Two previously unseen Charlotte Brontë works discovered
Holly Chapman reports on the exciting discovery of two previously unseen Charlotte Brontë works, hidden inside a precious Brontë heirloom.
Charlotte Brontë is one of the most famous writers in literary history, known for works such as Jane Eyre and Villette. Recently the Brontë Society has uncovered an unpublished manuscript of a poem and short story written by a young Charlotte Brontë.
The treasure was discovered inside a book previously owned by Charlotte’s mother Maria Brontë. The manuscript itself was found in Maria Brontë’s copy of The Remains of Henry Kirke White by Robert Southey. Prior to her marriage to Patrick Brontë, a boat carrying Maria’s belongings was shipwrecked off the Devonshire coast in 1812. Southey’s book was one of the few items that were salvaged from the wreck. It also features Patrick’s Latin inscription which states, ‘the book of my dearest wife and it was saved from the waves. So then it will always be preserved.’

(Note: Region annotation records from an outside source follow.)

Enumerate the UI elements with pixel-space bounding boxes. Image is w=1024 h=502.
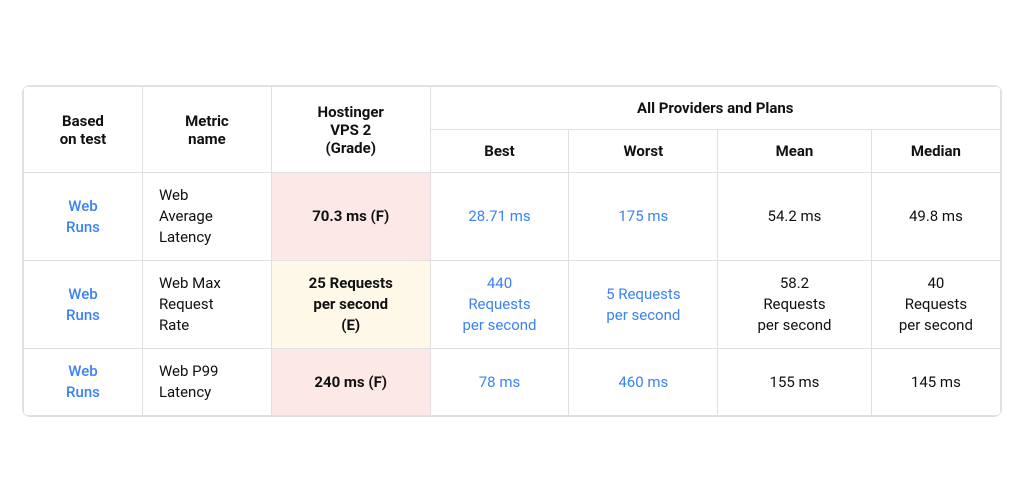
header-hostinger: Hostinger VPS 2 (Grade) — [271, 87, 430, 173]
comparison-table: Based on test Metric name Hostinger VPS … — [22, 85, 1002, 417]
cell-median-0: 49.8 ms — [871, 173, 1000, 261]
header-worst: Worst — [569, 130, 718, 173]
cell-hostinger-2: 240 ms (F) — [271, 349, 430, 416]
cell-based-0[interactable]: Web Runs — [24, 173, 143, 261]
cell-worst-0: 175 ms — [569, 173, 718, 261]
cell-mean-2: 155 ms — [718, 349, 872, 416]
cell-mean-0: 54.2 ms — [718, 173, 872, 261]
header-all-providers: All Providers and Plans — [430, 87, 1000, 130]
cell-metric-0: Web Average Latency — [142, 173, 271, 261]
header-mean: Mean — [718, 130, 872, 173]
cell-mean-1: 58.2 Requests per second — [718, 261, 872, 349]
cell-best-1: 440 Requests per second — [430, 261, 569, 349]
cell-worst-2: 460 ms — [569, 349, 718, 416]
cell-median-1: 40 Requests per second — [871, 261, 1000, 349]
cell-best-2: 78 ms — [430, 349, 569, 416]
cell-worst-1: 5 Requests per second — [569, 261, 718, 349]
header-median: Median — [871, 130, 1000, 173]
cell-median-2: 145 ms — [871, 349, 1000, 416]
cell-hostinger-0: 70.3 ms (F) — [271, 173, 430, 261]
header-metric-name: Metric name — [142, 87, 271, 173]
header-based-on-test: Based on test — [24, 87, 143, 173]
cell-hostinger-1: 25 Requests per second (E) — [271, 261, 430, 349]
cell-based-2[interactable]: Web Runs — [24, 349, 143, 416]
cell-metric-2: Web P99 Latency — [142, 349, 271, 416]
cell-best-0: 28.71 ms — [430, 173, 569, 261]
header-best: Best — [430, 130, 569, 173]
cell-metric-1: Web Max Request Rate — [142, 261, 271, 349]
cell-based-1[interactable]: Web Runs — [24, 261, 143, 349]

Dr Juliet Barker, Brontë specialist and biographer, is in no doubt of the manuscripts authenticity, noting Charlotte’s distinctive handwriting that varied in regards to the piece she was writing. Dr Barker also comments “the book alone is a valuable acquisition because of its rare associations with Mrs before her marriage to Patrick, but its importance is immeasurably increased by the unpublished manuscripts tipped into it.’
The manuscripts have been dated to 1833, when Charlotte would have been around 17. The poem is 77 lines, and the prose runs for 74 lines. Ann Dinsdale, the collections manager at the Brontë Parsonage Museum in Haworth, commented on the discovery as ‘one of the most significant Brontë items to come to light in many years’.
Both pieces of prose and poetry focus on characters from the fictional Kingdom of Angria, created by Charlotte and her brother Branwell, and written about in several other stories. In the newly discovered prose piece, characters from Angria encounter real people from the city of England. The poem focuses on Mary, the lovesick wife of the King of Angria, Zamorna.
With the aid of organisations such as the National Heritage Fund, the V&A Purchase Grant Fund, and the Friends of the National libraries, the Brontë Society are aiming to gain sufficient funds to negotiate acquiring Maria Brontë’s book and Charlotte Brontë’s manuscripts. Back in 2011 La Musee des Lettres et Manuscrits obtained a manuscript that was written by Charlotte Brontë when she was 14, costing a grand total of £690,000. So the Brontë Society are determined not to let this hidden treasure go.
With all this in mind, it appears there is one question that Brontë fans are eager to ask; when will we get to read it?